A pandemia de COVID-19 tem afetado a saúde da população mundial, mas, por outro lado, são notórias as melhorias para o planeta Terra no que diz respeito aos níveis de poluição. Desta vez quem o mostra é uma empresa de data analytics, a Descartes Labs, que recorreu a dados de satélites para mostrar as diferenças na qualidade do ar nos Estados Unidos entre março deste ano e de 2019.

Os dados foram cedidos pela empresa à Fast Company e revelam uma diminuição dos níveis de poluição por dióxido de azoto (NO2) em todo o mundo, e Portugal não é exceção. O NO2 é um gás reativo que resulta sobretudo da queima de combustíveis fósseis a temperaturas elevadas, nomeadamente nos motores dos veículos motorizados e em alguns processos industriais. Dados do Air Center mostravam que em Portugal a redução do NO2 é significativa logo nas semanas que se seguiram à declaração do Estado de Emergência.

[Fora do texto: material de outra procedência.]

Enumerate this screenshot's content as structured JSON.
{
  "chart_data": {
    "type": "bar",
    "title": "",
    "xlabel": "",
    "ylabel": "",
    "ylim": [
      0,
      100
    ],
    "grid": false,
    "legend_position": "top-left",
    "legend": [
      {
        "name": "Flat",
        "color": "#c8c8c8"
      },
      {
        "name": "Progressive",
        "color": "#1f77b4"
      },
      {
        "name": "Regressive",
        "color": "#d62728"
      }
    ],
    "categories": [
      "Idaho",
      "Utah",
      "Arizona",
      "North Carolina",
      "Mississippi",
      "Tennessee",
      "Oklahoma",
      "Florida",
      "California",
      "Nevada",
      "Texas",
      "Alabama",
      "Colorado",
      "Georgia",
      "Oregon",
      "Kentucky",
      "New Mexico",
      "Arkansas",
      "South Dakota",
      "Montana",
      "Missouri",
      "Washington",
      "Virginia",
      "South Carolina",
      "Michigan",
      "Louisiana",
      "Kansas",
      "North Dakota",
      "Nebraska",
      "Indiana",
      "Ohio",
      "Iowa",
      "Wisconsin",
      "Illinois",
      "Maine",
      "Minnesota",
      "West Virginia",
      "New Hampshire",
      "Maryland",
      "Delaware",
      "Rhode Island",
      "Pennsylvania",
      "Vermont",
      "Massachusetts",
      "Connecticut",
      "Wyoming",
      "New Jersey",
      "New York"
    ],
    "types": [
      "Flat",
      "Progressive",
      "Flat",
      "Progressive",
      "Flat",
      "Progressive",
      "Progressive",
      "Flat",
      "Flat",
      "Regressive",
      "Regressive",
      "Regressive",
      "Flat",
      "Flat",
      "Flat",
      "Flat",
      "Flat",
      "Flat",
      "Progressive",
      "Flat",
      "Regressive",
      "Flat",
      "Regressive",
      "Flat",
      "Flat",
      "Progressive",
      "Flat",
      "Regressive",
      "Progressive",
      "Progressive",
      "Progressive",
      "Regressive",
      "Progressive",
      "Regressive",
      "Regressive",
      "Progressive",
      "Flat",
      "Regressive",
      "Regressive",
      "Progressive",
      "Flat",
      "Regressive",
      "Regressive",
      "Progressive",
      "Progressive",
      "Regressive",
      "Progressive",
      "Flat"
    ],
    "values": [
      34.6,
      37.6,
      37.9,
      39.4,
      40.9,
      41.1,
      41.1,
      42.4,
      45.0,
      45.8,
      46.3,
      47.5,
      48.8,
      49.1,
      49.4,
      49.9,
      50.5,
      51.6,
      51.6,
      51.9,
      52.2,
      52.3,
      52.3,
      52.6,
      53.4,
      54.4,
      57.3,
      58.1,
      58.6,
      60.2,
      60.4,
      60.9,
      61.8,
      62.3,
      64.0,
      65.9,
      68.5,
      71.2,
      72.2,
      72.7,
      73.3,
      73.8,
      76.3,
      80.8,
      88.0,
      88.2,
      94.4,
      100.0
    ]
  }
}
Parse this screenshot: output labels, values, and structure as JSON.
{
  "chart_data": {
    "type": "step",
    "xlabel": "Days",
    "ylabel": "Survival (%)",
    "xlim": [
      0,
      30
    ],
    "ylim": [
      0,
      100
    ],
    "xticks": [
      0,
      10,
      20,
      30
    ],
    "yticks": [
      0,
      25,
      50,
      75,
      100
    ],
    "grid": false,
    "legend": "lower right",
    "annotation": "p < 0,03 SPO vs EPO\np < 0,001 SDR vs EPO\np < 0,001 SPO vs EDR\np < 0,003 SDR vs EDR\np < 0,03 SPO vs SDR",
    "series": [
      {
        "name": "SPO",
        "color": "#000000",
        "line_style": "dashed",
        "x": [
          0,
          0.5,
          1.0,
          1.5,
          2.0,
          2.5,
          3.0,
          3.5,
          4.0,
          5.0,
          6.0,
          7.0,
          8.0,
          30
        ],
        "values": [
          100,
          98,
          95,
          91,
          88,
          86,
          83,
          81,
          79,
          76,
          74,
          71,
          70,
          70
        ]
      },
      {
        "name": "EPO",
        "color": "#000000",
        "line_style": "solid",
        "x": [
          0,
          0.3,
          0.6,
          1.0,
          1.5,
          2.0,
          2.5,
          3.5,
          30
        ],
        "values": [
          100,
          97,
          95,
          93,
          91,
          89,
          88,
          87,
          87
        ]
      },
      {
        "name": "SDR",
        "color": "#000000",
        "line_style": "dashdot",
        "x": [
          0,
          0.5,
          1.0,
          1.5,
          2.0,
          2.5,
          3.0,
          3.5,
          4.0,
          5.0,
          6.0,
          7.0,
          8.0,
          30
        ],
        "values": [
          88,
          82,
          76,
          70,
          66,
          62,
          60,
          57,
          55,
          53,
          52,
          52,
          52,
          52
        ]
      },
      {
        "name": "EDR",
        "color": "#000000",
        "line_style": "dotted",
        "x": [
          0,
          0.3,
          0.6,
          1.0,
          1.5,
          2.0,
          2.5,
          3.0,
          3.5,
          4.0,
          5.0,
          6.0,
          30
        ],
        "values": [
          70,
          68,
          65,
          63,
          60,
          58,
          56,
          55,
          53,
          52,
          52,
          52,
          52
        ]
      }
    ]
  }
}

Os dados da Descartes Labs concentra-se nos EUA numa altura em que, pela primeira vez, foi decretado Estado de calamidade no país. De acordo com os dados, entre março e a primeira semana de abril deste ano os níveis de poluição por NO2 diminuíram 33% em Los Angeles, o Estado onde a percentagem é mais elevada. Em Nova Iorque a descida foi de 22%, em Seatle de 19% e em Denver de 15%, comparando com o mesmo período de 2019.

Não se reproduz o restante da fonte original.